Grazie al piano tagli, la maxi operazione di contenimento del verde nell’alveo e lungo le sponde dell’Arno, che ha interessato anche San Giovanni Valdarno, Terranuova Bracciolini e Montevarchi il Consorzio di Bonifica 2 Alto Valdarno ha potuto riparare l'argine del fiume.

Proprio in territorio montevarchino, poco a valle del quartiere Peepuna volta eliminato l’eccesso di verde, è stata scoperta l’arginatura leopoldina sforacchiata da cavità e cunicoli che ne minavano la resistenza e la robustezza. Immediato l’intervento di ripristino. Prima della chiusura del cantiere gli operai sono riusciti a tamponare le ferite causate all’opera idraulica dagli animali selvatici. Attraverso un’operazione accurata di demolizione e ricostruzione, la struttura ha riconquistato la sua originale compattezza e  funzionalità.

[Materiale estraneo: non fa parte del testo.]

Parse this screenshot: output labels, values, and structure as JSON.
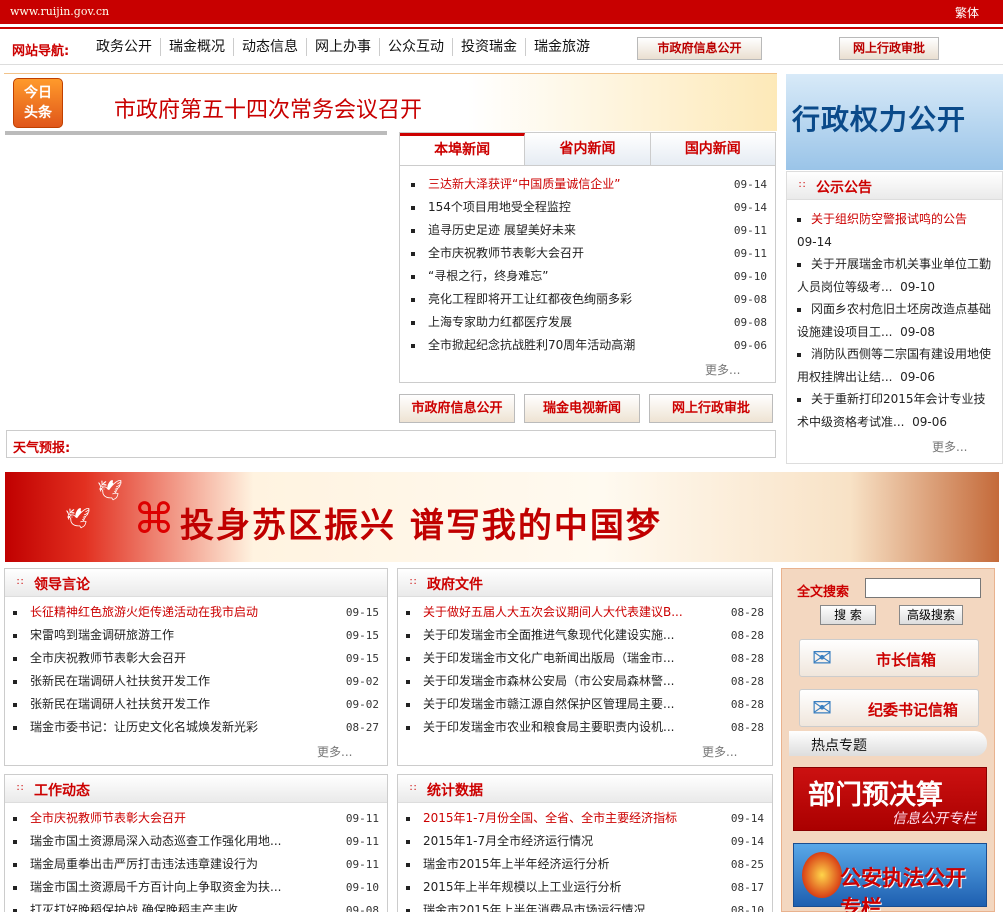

“La precoce individuazione e l’immediata riparazione del problema per una estensione di circa 50 metri lineari  – spiega l’ingegner Beatrice Lanusini, responsabile del Consorzio per l’area valdarnese – ha permesso di consolidare l’arginatura. Se non avessimo programmato questo intervento di manutenzione, l’opera sarebbe stata esposta a franamenti e danneggiamenti progressivi sempre più estesi, cosa che avrebbe contribuito ad aggravare il rischio idraulico su un territorio fortemente urbanizzato”.

L’operazione interamente finanziata dal Consorzio è stata realizzata prima della chiusura e rimozione del cantiere.

“L’area interessata dai dissesti è stata scavata e il materiale ricavato è stato sistemato in gradoni sulla porzione sana dell’argine. Successivamente, con l’impiego di un apposito rullo, il terreno, preventivamente inumidito, è stato steso e compattato in strati dello  spessore di circa 30 cm, fino a raggiungere la quota arginale esistente e, in questo modo, a consolidare l’opera di difesa”, conclude Lanusini.